Q: Could you give us a specific example in the book about a playful production process?

A: There is a chapter in the book called “Types of Testing,” because there are very many different kinds of playtesting that game developers use, from just trying out the game themselves or on a colleague. There is the formal play testing that we do in my classes, in which game developers bring in people who have never played the game before to see what it’s like for them to play without receiving any help or coaching through the experience. As Tracy Fullerton is fond of saying: you don’t ship in the box with the game. The designer won’t be there to help the player. The player has to be able to figure out the game. So the central focus on constantly playing our game and then analyzing the results of those playtests, which Tracy Fullerton refers to as the “playcentric” style of game development that we use in our program and which has caught on all around the world, is a very important aspect of this book and of our classes.

 

Q: For any high school graduate who is interested in USC Games, what do you hope that this book would help them with in terms of the type of experience they would expect for a game design?

A: I am hoping that my book will find an audience among people who are still in high school. I’ve tried to make it readable with a conversational tone and clear explanations. I’m hoping that it will give people some insight into the practicalities of the craft of game design, both in terms of the way that we conceptualize games and the concrete way we build games. And I think the book should act as a good taster for people who are considering a degree program in games to see if they find a natural sympathy towards the thinking and planning that go into making a game. Just as I didn’t use my physics and philosophy degree to become either a physicist or a philosopher, a degree in games can prepare you for many different careers and professions beyond just game development, because of the aspects of psychology and systems design that are the essential skills at the heart of game design and development.

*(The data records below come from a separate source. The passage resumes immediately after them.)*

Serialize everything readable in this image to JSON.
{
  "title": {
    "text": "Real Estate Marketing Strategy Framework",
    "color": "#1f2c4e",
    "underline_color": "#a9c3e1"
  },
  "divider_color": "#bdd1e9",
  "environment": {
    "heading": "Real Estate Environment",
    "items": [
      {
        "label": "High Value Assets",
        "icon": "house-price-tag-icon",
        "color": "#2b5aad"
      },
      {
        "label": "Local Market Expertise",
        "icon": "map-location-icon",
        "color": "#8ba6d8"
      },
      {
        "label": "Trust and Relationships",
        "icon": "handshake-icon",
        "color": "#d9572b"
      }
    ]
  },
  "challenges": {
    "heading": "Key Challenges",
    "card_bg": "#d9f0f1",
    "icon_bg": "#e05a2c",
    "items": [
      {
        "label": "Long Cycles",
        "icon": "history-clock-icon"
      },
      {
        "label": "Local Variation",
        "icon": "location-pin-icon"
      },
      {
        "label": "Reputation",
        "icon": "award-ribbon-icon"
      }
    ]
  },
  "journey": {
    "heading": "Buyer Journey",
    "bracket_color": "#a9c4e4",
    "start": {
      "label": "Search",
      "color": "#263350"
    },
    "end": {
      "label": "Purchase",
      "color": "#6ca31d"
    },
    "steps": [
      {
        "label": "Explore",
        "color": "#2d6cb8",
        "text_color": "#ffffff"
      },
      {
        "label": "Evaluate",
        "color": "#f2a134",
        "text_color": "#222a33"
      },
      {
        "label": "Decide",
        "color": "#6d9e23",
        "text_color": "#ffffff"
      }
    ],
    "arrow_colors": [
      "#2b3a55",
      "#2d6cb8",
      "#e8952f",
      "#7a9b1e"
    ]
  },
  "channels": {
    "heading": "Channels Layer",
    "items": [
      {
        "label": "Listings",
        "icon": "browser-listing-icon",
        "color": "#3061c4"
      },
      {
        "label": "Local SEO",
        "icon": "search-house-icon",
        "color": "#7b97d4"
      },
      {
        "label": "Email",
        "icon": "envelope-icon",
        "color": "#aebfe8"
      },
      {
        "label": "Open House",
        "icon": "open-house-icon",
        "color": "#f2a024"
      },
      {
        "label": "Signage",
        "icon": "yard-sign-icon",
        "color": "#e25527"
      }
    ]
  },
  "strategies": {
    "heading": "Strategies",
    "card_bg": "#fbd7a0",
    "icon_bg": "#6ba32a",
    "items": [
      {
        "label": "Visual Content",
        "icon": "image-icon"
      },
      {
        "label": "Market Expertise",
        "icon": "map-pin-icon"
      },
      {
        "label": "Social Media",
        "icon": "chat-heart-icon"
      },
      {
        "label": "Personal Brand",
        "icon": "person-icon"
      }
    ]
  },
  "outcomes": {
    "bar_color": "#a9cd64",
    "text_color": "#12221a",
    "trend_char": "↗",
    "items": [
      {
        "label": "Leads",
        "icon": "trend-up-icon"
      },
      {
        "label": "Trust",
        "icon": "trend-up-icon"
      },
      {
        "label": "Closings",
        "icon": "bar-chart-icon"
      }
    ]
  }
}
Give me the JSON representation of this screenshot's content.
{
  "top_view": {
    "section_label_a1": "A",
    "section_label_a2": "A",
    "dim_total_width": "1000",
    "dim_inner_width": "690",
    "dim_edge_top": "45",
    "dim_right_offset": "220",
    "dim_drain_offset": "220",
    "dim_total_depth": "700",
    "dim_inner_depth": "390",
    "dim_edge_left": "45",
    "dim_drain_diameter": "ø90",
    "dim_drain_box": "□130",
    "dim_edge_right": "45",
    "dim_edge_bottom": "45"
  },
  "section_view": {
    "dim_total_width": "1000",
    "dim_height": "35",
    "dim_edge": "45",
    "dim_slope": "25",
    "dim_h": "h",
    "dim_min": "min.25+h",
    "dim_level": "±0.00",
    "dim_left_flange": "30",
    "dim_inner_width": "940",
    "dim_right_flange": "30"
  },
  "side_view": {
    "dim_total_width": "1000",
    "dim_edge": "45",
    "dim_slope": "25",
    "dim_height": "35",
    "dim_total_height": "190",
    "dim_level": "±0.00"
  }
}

I believe that one could apply a game design degree to many different spheres in continuing education, from architecture to urban planning, from education to politics. I think games are such an important part of our global culture today. A sophisticated thinker could find innumerable ways to apply the lessons of a game design degree to impacting the world in countless positive ways, and we have seen this borne out in the career trajectories of many of our talented students.